For my sins, I sat up last night to finish some work whilst listening to the BBC Sports Scotland podcast on the game in Holland. It was every bit as bad as I expected it to be. Three studio guests – Steven Thompson, Neil McCann and Tom English – doing everything possible to spin the result and the exit from the top competition as somehow to Ibrox’s advantage.

The word “we” was used a lot around that table.

The national broadcaster has no damned business putting people on its air who use that word in the way they did. Amidst all of it, I couldn’t help but cast my mind back to a time not that long ago when we last went out of the Champions League prior to the Groups. It was Ange Postecoglou’s third game in charge.

“Well, it’s a catastrophic night for Celtic tonight,” the BBC interviewer asked him. “How big a blow is this for you and the players?”

And Ange, in that way that was to become characteristic of him, looked mightily pissed off with that line of questioning. “Well mate, I don’t know what your definition of catastrophic is,” he said, “but it certainly doesn’t fit with mine.”

Last night, nobody was using that word. Last night, it was all softball questions and talk of consolation. The club “aren’t ready” for the Champions League and it was probably “a blessing in disguise” that they weren’t going to be there, as if their manager spent all the money and rejigged this team not to be ready, and to play in the second-tier tournament.

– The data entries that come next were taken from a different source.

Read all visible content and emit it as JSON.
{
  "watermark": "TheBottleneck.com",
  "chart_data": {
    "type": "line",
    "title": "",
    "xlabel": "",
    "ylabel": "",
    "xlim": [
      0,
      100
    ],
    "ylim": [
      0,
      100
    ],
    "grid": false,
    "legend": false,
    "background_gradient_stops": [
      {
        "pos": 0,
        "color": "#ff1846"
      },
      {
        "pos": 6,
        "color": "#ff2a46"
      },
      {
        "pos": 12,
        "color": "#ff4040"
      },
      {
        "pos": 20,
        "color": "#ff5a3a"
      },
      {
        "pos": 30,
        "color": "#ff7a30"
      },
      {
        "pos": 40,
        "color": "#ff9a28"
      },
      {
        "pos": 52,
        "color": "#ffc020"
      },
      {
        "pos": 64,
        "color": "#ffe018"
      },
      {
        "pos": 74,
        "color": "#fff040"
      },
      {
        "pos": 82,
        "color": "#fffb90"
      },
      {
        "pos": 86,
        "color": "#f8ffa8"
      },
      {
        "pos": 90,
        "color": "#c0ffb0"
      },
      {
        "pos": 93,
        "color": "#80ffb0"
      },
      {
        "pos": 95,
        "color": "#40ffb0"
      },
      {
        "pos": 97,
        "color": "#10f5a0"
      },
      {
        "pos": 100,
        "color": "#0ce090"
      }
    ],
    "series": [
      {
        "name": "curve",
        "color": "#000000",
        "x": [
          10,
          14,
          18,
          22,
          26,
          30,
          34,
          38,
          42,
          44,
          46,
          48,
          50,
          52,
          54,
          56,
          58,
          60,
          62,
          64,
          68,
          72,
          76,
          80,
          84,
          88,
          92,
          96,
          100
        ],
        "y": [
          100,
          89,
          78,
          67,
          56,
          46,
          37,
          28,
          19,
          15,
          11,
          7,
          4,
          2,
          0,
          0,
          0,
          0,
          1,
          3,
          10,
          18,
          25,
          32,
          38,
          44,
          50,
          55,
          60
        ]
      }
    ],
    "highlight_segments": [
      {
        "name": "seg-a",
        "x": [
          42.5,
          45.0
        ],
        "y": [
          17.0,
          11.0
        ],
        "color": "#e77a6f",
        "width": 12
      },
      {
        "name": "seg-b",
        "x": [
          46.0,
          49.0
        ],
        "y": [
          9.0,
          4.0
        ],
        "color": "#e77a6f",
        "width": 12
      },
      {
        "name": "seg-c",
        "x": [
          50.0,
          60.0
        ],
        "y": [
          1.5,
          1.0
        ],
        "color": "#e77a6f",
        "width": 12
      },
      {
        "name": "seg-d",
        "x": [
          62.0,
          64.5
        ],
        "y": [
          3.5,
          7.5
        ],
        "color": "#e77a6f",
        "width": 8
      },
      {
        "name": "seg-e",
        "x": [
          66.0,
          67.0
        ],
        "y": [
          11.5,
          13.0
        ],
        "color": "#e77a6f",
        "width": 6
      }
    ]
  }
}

This morning, some in the media have had to point out what that “blessing in disguise” looks like in pure, straight up financial terms; a £17 million disparity, in Celtic’s favour, between what we will earn and what they will from playing in Europe until Christmas.

That’s almost the totality of our spend on transfers in this window, allowing us to do the same again next season if such a thing was called for. If money is the raw material of power in this game, which it is, then that’s closer to the term “catastrophic” than the situation which faced us when Ange was asked that appalling question two years ago.

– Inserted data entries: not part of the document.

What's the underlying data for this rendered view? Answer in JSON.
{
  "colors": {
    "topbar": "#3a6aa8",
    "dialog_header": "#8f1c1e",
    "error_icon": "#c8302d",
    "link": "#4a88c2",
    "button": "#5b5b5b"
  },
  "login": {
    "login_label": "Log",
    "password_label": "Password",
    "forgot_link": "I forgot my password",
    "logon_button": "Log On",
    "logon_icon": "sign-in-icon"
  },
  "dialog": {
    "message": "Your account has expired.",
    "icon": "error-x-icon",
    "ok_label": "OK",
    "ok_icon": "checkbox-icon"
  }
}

We will never get anything like the same kind of coverage they get.

Even after a 5-1 hiding all some of the hacks can do is scramble to see silver lining even when it very obviously does not exist for them. That is a result with consequences which extend beyond the financial; they will now have to play six of their games on a Sunday, meaning we’ll play first … and that has knock-on effects in the title race as it ratchets up pressure on them to keep winning.

Inside the Ibrox boardroom absolutely nobody thinks that this is a “blessing in disguise.”

James Bisgrove told the media not even that long ago that the current squad had been constructed with this competition in mind.

“We’re pretty much there now in terms of building a squad that we think can compete in the Champions League,” he said. “Of course, it’s not easy. We’ve got the test now against Servette and then you look at the potential teams we could play in the playoff. They are really difficult ties. But we hope that we’ve assembled a squad that Michael can be really competitive with in terms of getting to that group stage.”

He must have been stunned to hear The Mooch on TV the other day dismissing the game as a “no lose” situation … having now lost it, and the money that goes with it, he should have some serious questions to answer in front of his own directors. That kind of talk obviously filters through to the dressing room. It tells them it’s alright to fail.

Yet for all the BBC’s terrible coverage, and their letting the manager off the hook, it was The Daily Record which came up with the worst piece of spin on this result and its implications which I have seen, heard or read so far.

Celtic’s take from the Champions League has been swollen by £2.5 million as a result of Ibrox’s exit last night, but we aren’t the only ones with skin in the game.

Aberdeen has a chance of getting to the Group Stages of the Europa League tonight, and that would cost the Ibrox club even more money as the Dons would be entitled to half the national TV pool there.

This is how The Daily Record chose to deal with that scenario; “While it’s a boost to Celtic, it’s a blow to Aberdeen should they make UEFA’s second-tier competition as the Dons will have to split the market share with the Ibrox giants, who will receive around 60 per cent while the Pittodrie club get 40 per cent.”

So, a blow to Aberdeen, if they get through tonight. Not a blow to the Ibrox club who face losing even more cash.

You could not make that up, could you? Everything is spun in Ibrox’s favour, even another scenario where money comes out of their pockets and goes to someone else. The people who write this stuff have no standards, and no shame.